Plasmodium sporozoites make a remarkable journey from the mosquito midgut wall to the mammalian liver. It is the overall goal of this proposal to elucidate the role of the sporozoite's major surface protein, the circumsporozoite protein (CSP) in this journey. We have been studying the proteolytic processing of CSP and thus far, have found that processing occurs when sporozoites contact hepatocytes and is required for efficient invasion. Specifically, our data indicate that the amino-terminus of CSP masks the cell-adhesive domain in the carboxy-terminus and that proteolytic cleavage results in removal of the amino-terminus and exposure of this cell-adhesive domain. Overall our data suggest that CSP has two functional domains, each with distinct role(s) during the sporozoite's journey. The goal of this proposal is to continue our structure-function work on this important protein to define the role of each CSP domain in the mammalian host and to identify the protease responsible for CSP cleavage. The specific aims are: 1) To elucidate the phenotype of sporozoite mutants which expressed only the cleaved form of CSP in the dermis of the mammalian host. Using quantitative PCR, transcriptional profiling and confocal microscopy, we will determine whether N-terminal deletion mutants remain in the skin and begin their development there. 2) To determine the binding properties of each CSP domain by generating mutants in N-terminal residues that we have identified as having potential heparin-binding activity and using biochemical techniques to determine the binding partner of the TSR domain. 3) To identify the protease that cleaves CSP and determine its subcellular location in the sporozoite. These studies will be performed using conditional mutagenesis to delete candidate protease genes and using antisera to localize the proteases in sporozoites. Overall these studies will elucidate how CSP functions in the sporozoite¿s journey from mosquito to mammalian host and should open up new avenues for the control and prevention of malaria.
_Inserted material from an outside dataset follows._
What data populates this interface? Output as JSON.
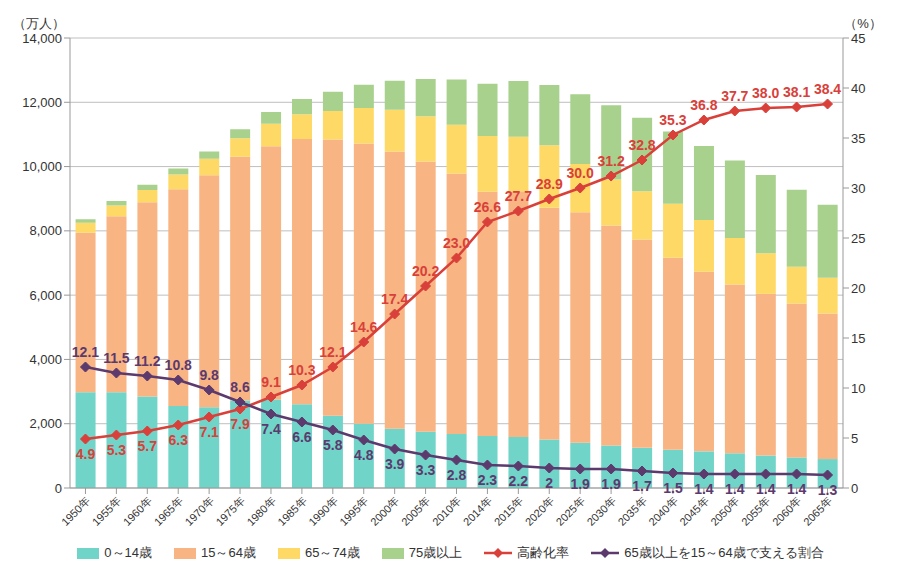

疟原虫孢子子从蚊子的中肠壁到哺乳动物的肝脏进行了一次非凡的旅行。阐明孢子子的主要表面蛋白环孢子子蛋白（CSP）在这一过程中的作用是本研究的总体目标。我们一直在研究CSP的蛋白水解过程，到目前为止，已经发现当孢子体接触肝细胞时，加工发生，并且是有效入侵所必需的。具体来说，我们的数据表明，CSP的氨基端掩盖了羧基端的细胞粘附结构域，蛋白质水解裂解导致氨基末端的去除和该细胞粘附结构域的暴露。总的来说，我们的数据表明CSP有两个功能域，每个功能域在孢子子的旅程中都有不同的作用。本提案的目标是继续我们对这一重要蛋白质的结构-功能研究，以确定每个CSP结构域在哺乳动物宿主中的作用，并确定负责CSP切割的蛋白酶。具体目的是：1)阐明在哺乳动物宿主真皮中仅表达裂解形式CSP的孢子子突变体的表型。使用定量PCR、转录谱分析和共聚焦显微镜，我们将确定n端缺失突变是否留在皮肤中并开始在那里发育。2)通过在n端残基中产生具有潜在肝素结合活性的突变体，并使用生化技术确定TSR结构域的结合伙伴，确定每个CSP结构域的结合特性。3)鉴定裂解CSP的蛋白酶，确定其在子孢子中的亚细胞位置。这些研究将使用条件诱变来删除候选蛋白酶基因，并使用抗血清来定位孢子体中的蛋白酶。总的来说，这些研究将阐明CSP如何在孢子子从蚊子到哺乳动物宿主的旅程中发挥作用，并为疟疾的控制和预防开辟新的途径。